I recently wrote an article about kids and stress for Pulse, a Los Angeles-based healthcare magazine for Torrance Memorial Medical Center. (Soon to be published.) I reported about an elementary school principal in Palos Verdes, Calif. who hired a stress-reduction and mindfulness expert to come into her school last year to teach young children techniques to lower their stress levels. The health expert, who has a Master’s Degree in clinical holistic health education, showed the children relaxation techniques, including how to “find a safe place” through guided imagery and meditation.

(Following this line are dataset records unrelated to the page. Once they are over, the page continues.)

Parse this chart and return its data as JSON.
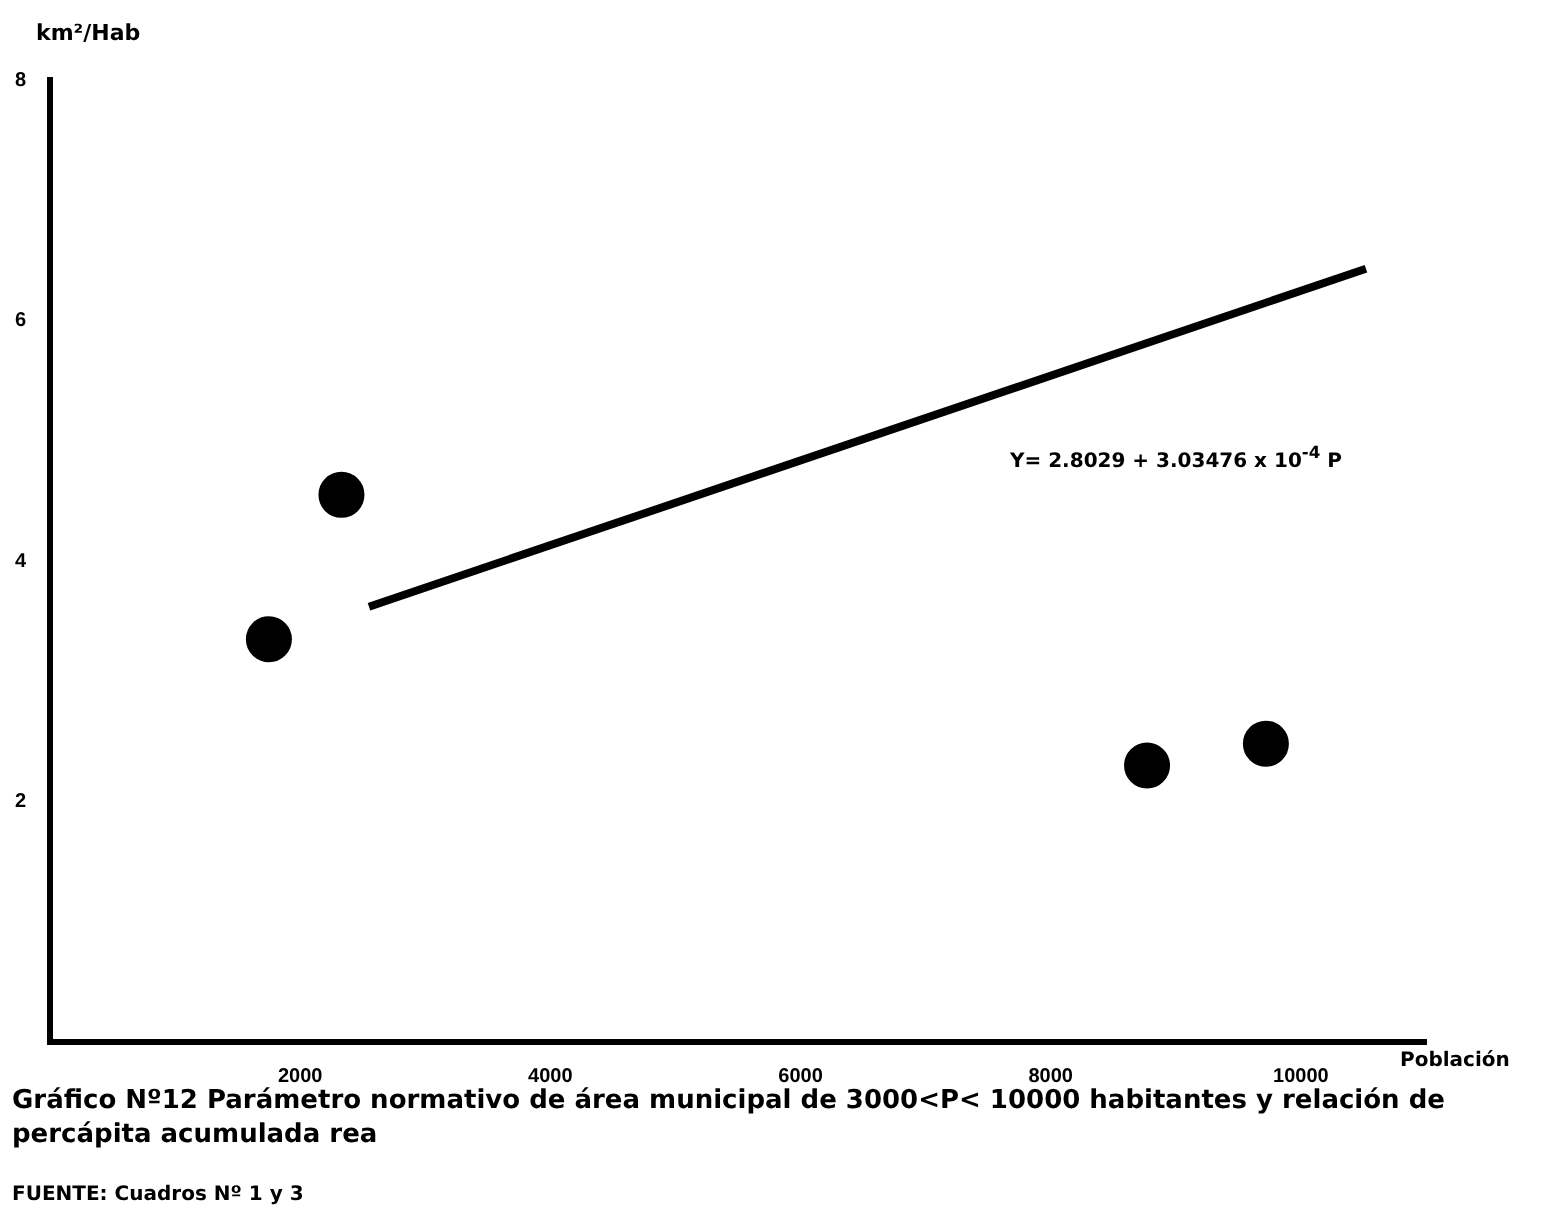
{
  "chart_data": {
    "type": "scatter",
    "title": "Gráfico Nº12  Parámetro normativo de área municipal de 3000<P< 10000 habitantes y relación de percápita acumulada rea",
    "xlabel": "Población",
    "ylabel": "km²/Hab",
    "xlim": [
      0,
      11000
    ],
    "ylim": [
      0,
      8
    ],
    "xticks": [
      2000,
      4000,
      6000,
      8000,
      10000
    ],
    "yticks": [
      2,
      4,
      6,
      8
    ],
    "x": [
      1750,
      2330,
      8770,
      9720
    ],
    "series": [
      {
        "color": "#000000",
        "marker": "circle",
        "values": [
          3.35,
          4.55,
          2.3,
          2.48
        ]
      },
      {
        "type": "line",
        "color": "#000000",
        "marker": "none",
        "x": [
          2550,
          10520
        ],
        "values": [
          3.62,
          6.43
        ]
      }
    ],
    "annotations": [
      "Y= 2.8029 + 3.03476 x 10$^{-4}$ P",
      "FUENTE: Cuadros Nº 1 y 3"
    ]
  }
}
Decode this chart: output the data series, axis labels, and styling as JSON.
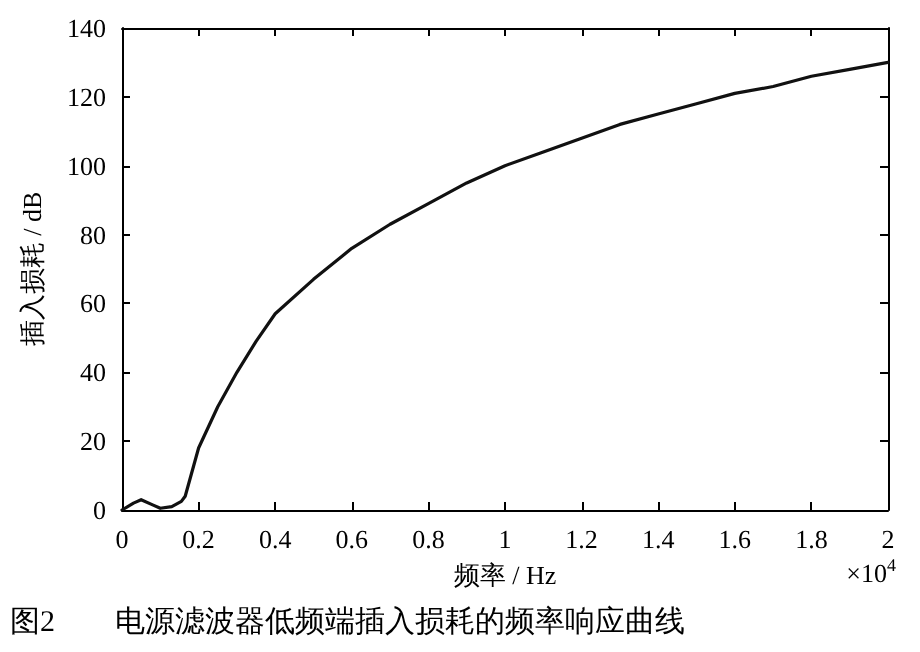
{
  "chart_data": {
    "type": "line",
    "xlabel": "频率 / Hz",
    "ylabel": "插入损耗 / dB",
    "annotations": [
      "×10$^{4}$",
      "图2　　电源滤波器低频端插入损耗的频率响应曲线"
    ],
    "x": [
      0,
      0.03,
      0.05,
      0.08,
      0.1,
      0.13,
      0.155,
      0.165,
      0.2,
      0.25,
      0.3,
      0.35,
      0.4,
      0.5,
      0.6,
      0.7,
      0.8,
      0.9,
      1.0,
      1.1,
      1.2,
      1.3,
      1.4,
      1.5,
      1.6,
      1.7,
      1.8,
      1.9,
      2.0
    ],
    "series": [
      {
        "color": "#111111",
        "values": [
          0,
          2,
          3,
          1.5,
          0.5,
          1,
          2.5,
          4,
          18,
          30,
          40,
          49,
          57,
          67,
          76,
          83,
          89,
          95,
          100,
          104,
          108,
          112,
          115,
          118,
          121,
          123,
          126,
          128,
          130
        ]
      }
    ],
    "xlim": [
      0,
      2
    ],
    "xticks": [
      0,
      0.2,
      0.4,
      0.6,
      0.8,
      1,
      1.2,
      1.4,
      1.6,
      1.8,
      2
    ],
    "ylim": [
      0,
      140
    ],
    "yticks": [
      0,
      20,
      40,
      60,
      80,
      100,
      120,
      140
    ],
    "marker": "none",
    "line_style": "solid"
  }
}
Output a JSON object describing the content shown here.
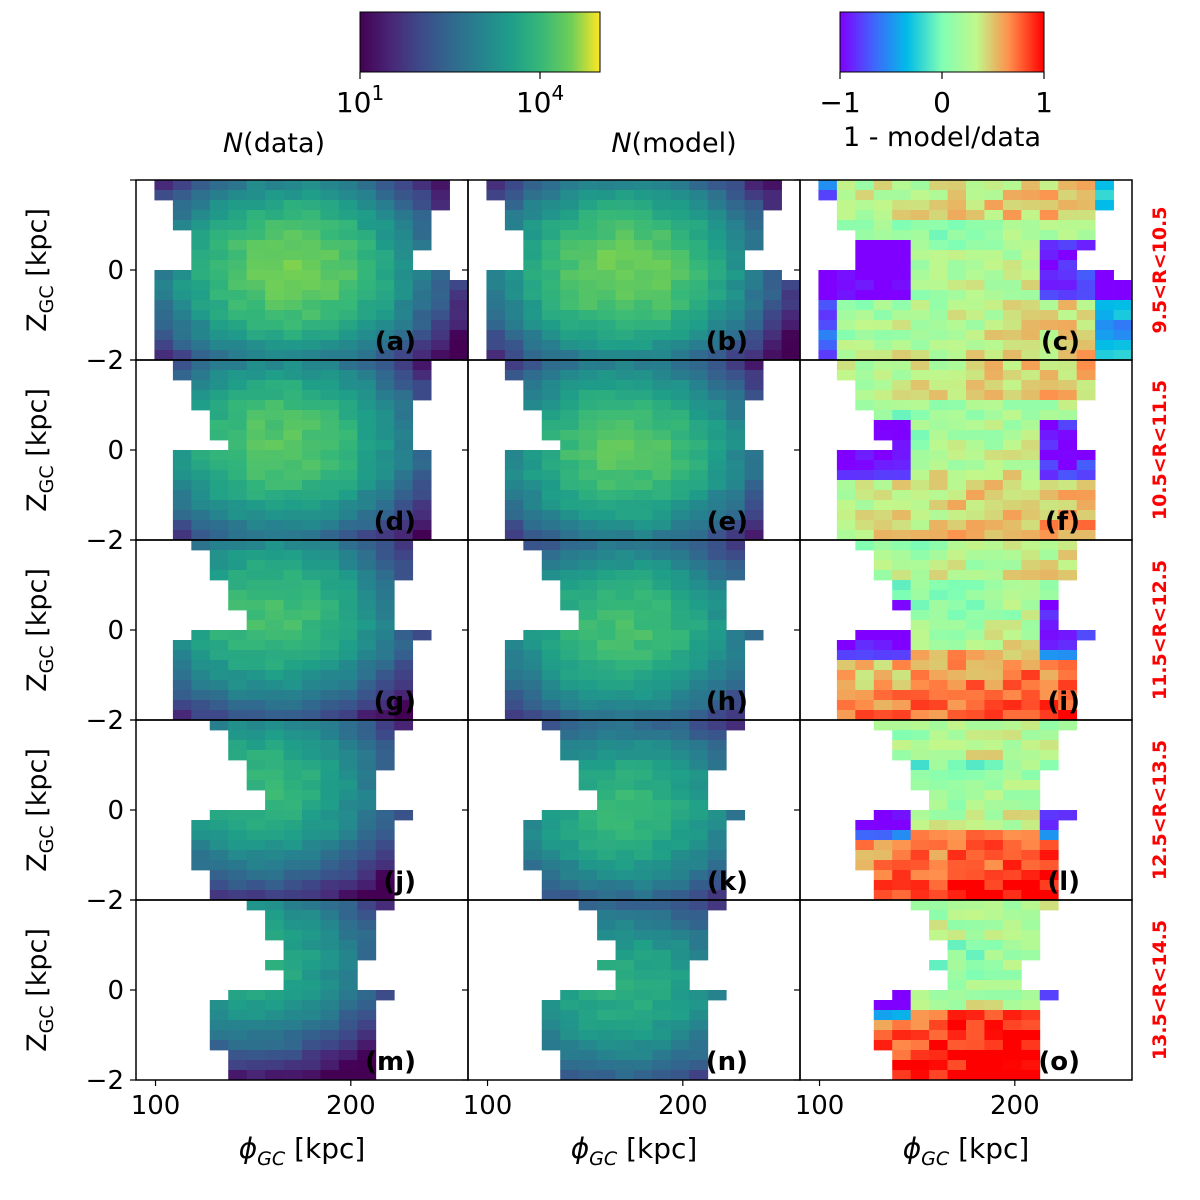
{
  "colorbars": [
    {
      "id": "counts",
      "scale": "log",
      "min_exp": 1,
      "max_exp": 5,
      "tick_labels": [
        {
          "base": "10",
          "exp": "1",
          "value": 1
        },
        {
          "base": "10",
          "exp": "4",
          "value": 4
        }
      ],
      "title_italic": "N",
      "title_rest": "(data)"
    },
    {
      "id": "ratio",
      "scale": "linear",
      "min": -1,
      "max": 1,
      "tick_labels": [
        {
          "label": "−1",
          "value": -1
        },
        {
          "label": "0",
          "value": 0
        },
        {
          "label": "1",
          "value": 1
        }
      ],
      "title": "1 - model/data"
    }
  ],
  "column_titles": [
    {
      "italic": "N",
      "rest": "(data)"
    },
    {
      "italic": "N",
      "rest": "(model)"
    },
    {
      "italic": "",
      "rest": ""
    }
  ],
  "axes": {
    "ylabel_main": "Z",
    "ylabel_sub": "GC",
    "ylabel_unit": " [kpc]",
    "xlabel_main": "ϕ",
    "xlabel_sub": "GC",
    "xlabel_unit": " [kpc]",
    "xlim": [
      90,
      260
    ],
    "ylim": [
      -2,
      2
    ],
    "xticks": [
      {
        "label": "100",
        "value": 100
      },
      {
        "label": "200",
        "value": 200
      }
    ],
    "yticks": [
      {
        "label": "0",
        "value": 0
      },
      {
        "label": "−2",
        "value": -2
      }
    ]
  },
  "chart_data": {
    "type": "heatmap",
    "x_range": [
      90,
      260
    ],
    "y_range": [
      -2,
      2
    ],
    "row_labels": [
      "9.5<R<10.5",
      "10.5<R<11.5",
      "11.5<R<12.5",
      "12.5<R<13.5",
      "13.5<R<14.5"
    ],
    "panels": [
      [
        "(a)",
        "(b)",
        "(c)"
      ],
      [
        "(d)",
        "(e)",
        "(f)"
      ],
      [
        "(g)",
        "(h)",
        "(i)"
      ],
      [
        "(j)",
        "(k)",
        "(l)"
      ],
      [
        "(m)",
        "(n)",
        "(o)"
      ]
    ],
    "columns": [
      "N(data)",
      "N(model)",
      "1 - model/data"
    ],
    "color_scales": [
      "viridis log10 1..5",
      "viridis log10 1..5",
      "rainbow -1..1"
    ]
  },
  "colors": {
    "row_label": "#ff0000"
  }
}
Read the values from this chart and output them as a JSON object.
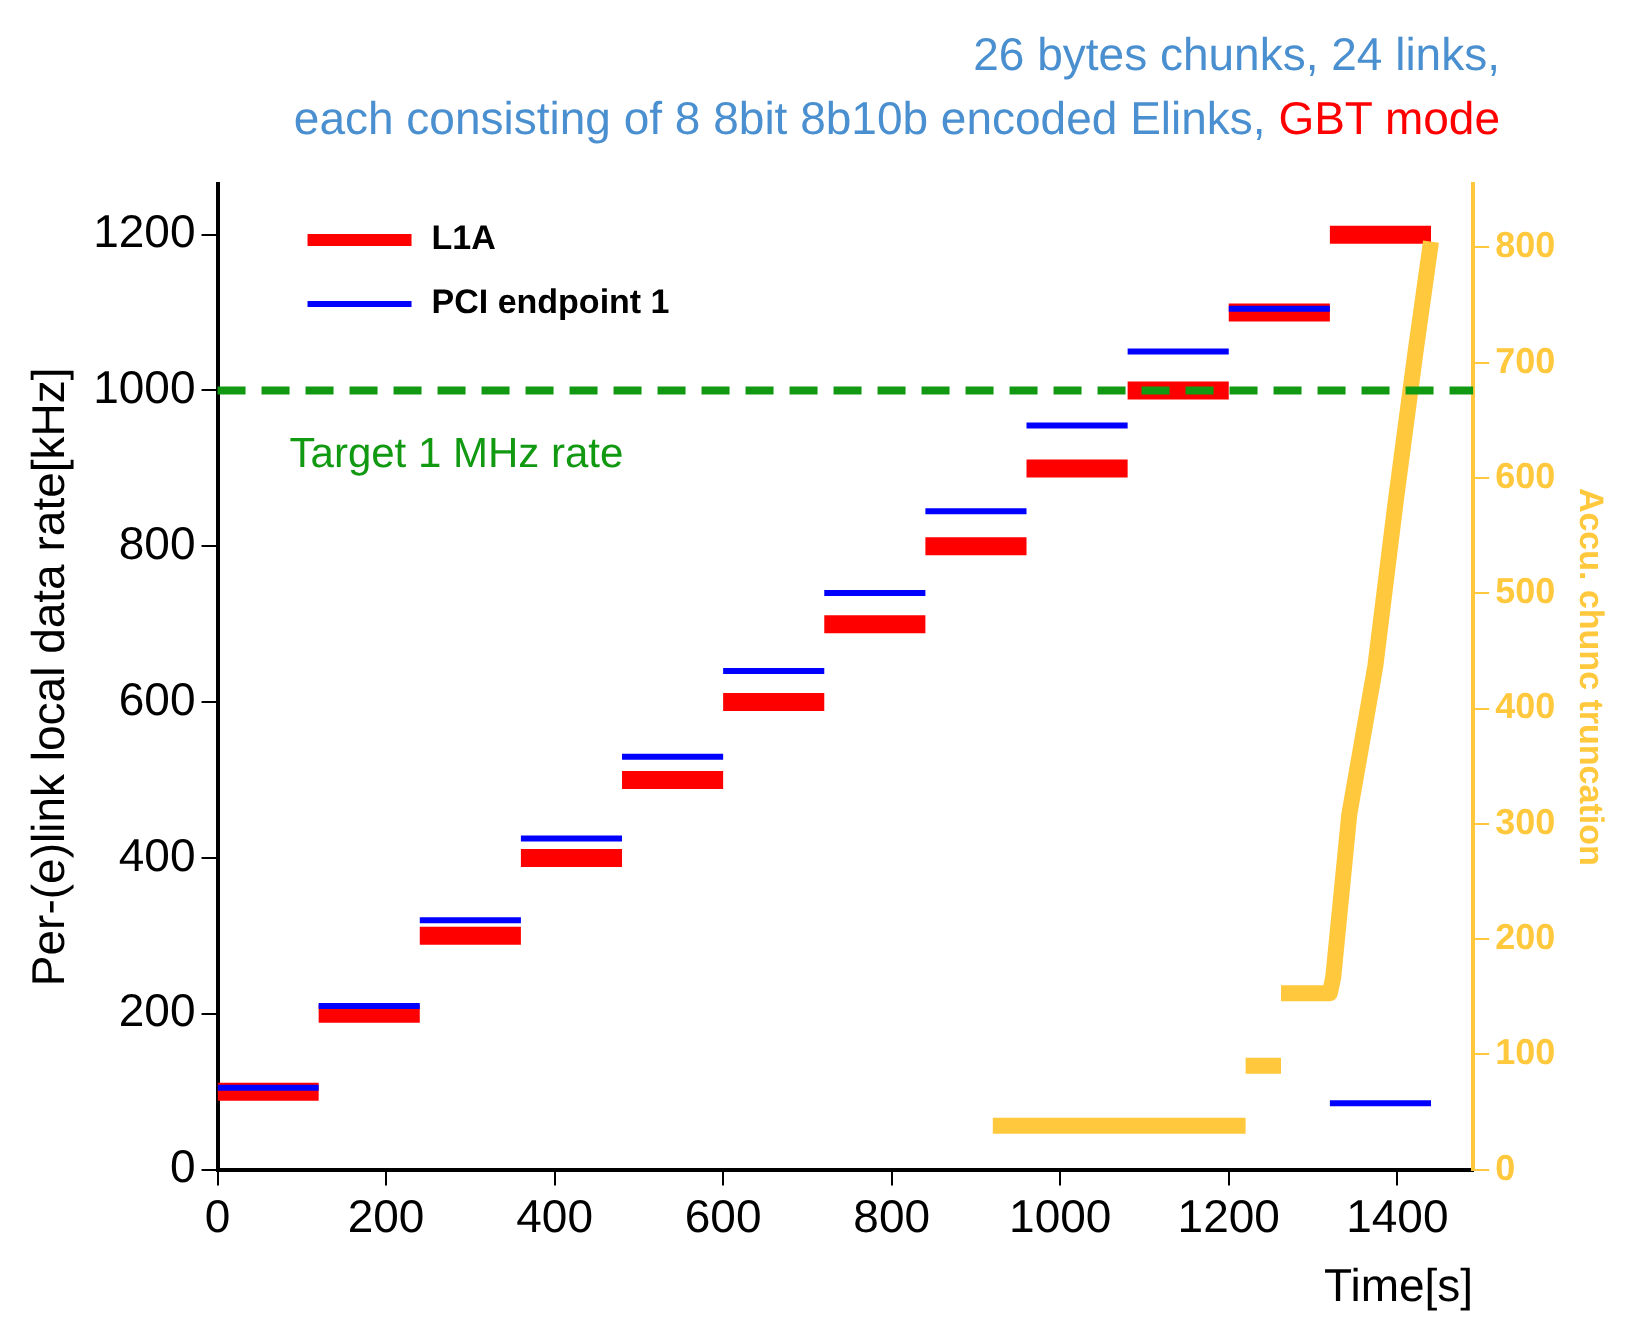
{
  "chart_data": {
    "type": "line",
    "title": "26 bytes chunks, 24 links,",
    "subtitle": "each consisting of 8 8bit 8b10b encoded Elinks,",
    "annotations": [
      "GBT mode"
    ],
    "xlabel": "Time[s]",
    "ylabel": "Per-(e)link local data rate[kHz]",
    "y2label": "Accu. chunc truncation",
    "xlim": [
      0,
      1490
    ],
    "xticks": [
      0,
      200,
      400,
      600,
      800,
      1000,
      1200,
      1400
    ],
    "ylim": [
      0,
      1265
    ],
    "yticks": [
      0,
      200,
      400,
      600,
      800,
      1000,
      1200
    ],
    "y2lim": [
      0,
      855
    ],
    "y2ticks": [
      0,
      100,
      200,
      300,
      400,
      500,
      600,
      700,
      800
    ],
    "grid": false,
    "legend": "top left",
    "line_style": "solid",
    "ref_lines": [
      {
        "axis": "y",
        "value": 1000,
        "label": "Target 1 MHz rate",
        "color": "#119911",
        "line_style": "dashed"
      }
    ],
    "series": [
      {
        "name": "L1A",
        "color": "#ff0000",
        "x": [
          0,
          120,
          120,
          240,
          240,
          360,
          360,
          480,
          480,
          600,
          600,
          720,
          720,
          840,
          840,
          960,
          960,
          1080,
          1080,
          1200,
          1200,
          1320,
          1320,
          1440
        ],
        "values": [
          100,
          100,
          200,
          200,
          300,
          300,
          400,
          400,
          500,
          500,
          600,
          600,
          700,
          700,
          800,
          800,
          900,
          900,
          1000,
          1000,
          1100,
          1100,
          1200,
          1200
        ]
      },
      {
        "name": "PCI endpoint 1",
        "color": "#0000ff",
        "x": [
          0,
          120,
          120,
          240,
          240,
          360,
          360,
          480,
          480,
          600,
          600,
          720,
          720,
          840,
          840,
          960,
          960,
          1080,
          1080,
          1200,
          1200,
          1320,
          1320,
          1440
        ],
        "values": [
          105,
          105,
          210,
          210,
          320,
          320,
          425,
          425,
          530,
          530,
          640,
          640,
          740,
          740,
          845,
          845,
          955,
          955,
          1050,
          1050,
          1105,
          1105,
          85,
          85
        ]
      },
      {
        "color": "#ffc83d",
        "axis": "y2",
        "x": [
          920,
          1220,
          1220,
          1262,
          1262,
          1320,
          1324,
          1343,
          1374,
          1398,
          1421,
          1440
        ],
        "values": [
          38,
          38,
          90,
          90,
          153,
          153,
          167,
          308,
          437,
          579,
          706,
          805
        ]
      }
    ]
  }
}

This program was introduced before the Sandy Hook Elementary School tragedy, and surprisingly, even in the wealthy enclave of Palos Verdes—many children reported feeling stressed and anxious on a weekly basis. Most anxiety was reported as stemming from wanting to fit in or pressure to excel (yes, even in elementary school!) and worrying about their parents. So you see, even if you think your children aren’t feeling the strain that other kids are, you’re likely wrong.
Wouldn’t it be great if more schools in America introduced yoga, meditation and other mindfulness workshops to their children? In a time with multiple school budget cuts, it’s not likely. And, to be more on topic, unless parents attend these workshops with their children—I wonder if stress levels would lower very much within the family dynamic?
I know in this family, it’s time for mom to make a concerted and consistent effort to lower anxiety levels for my boys. And that starts, well, with me.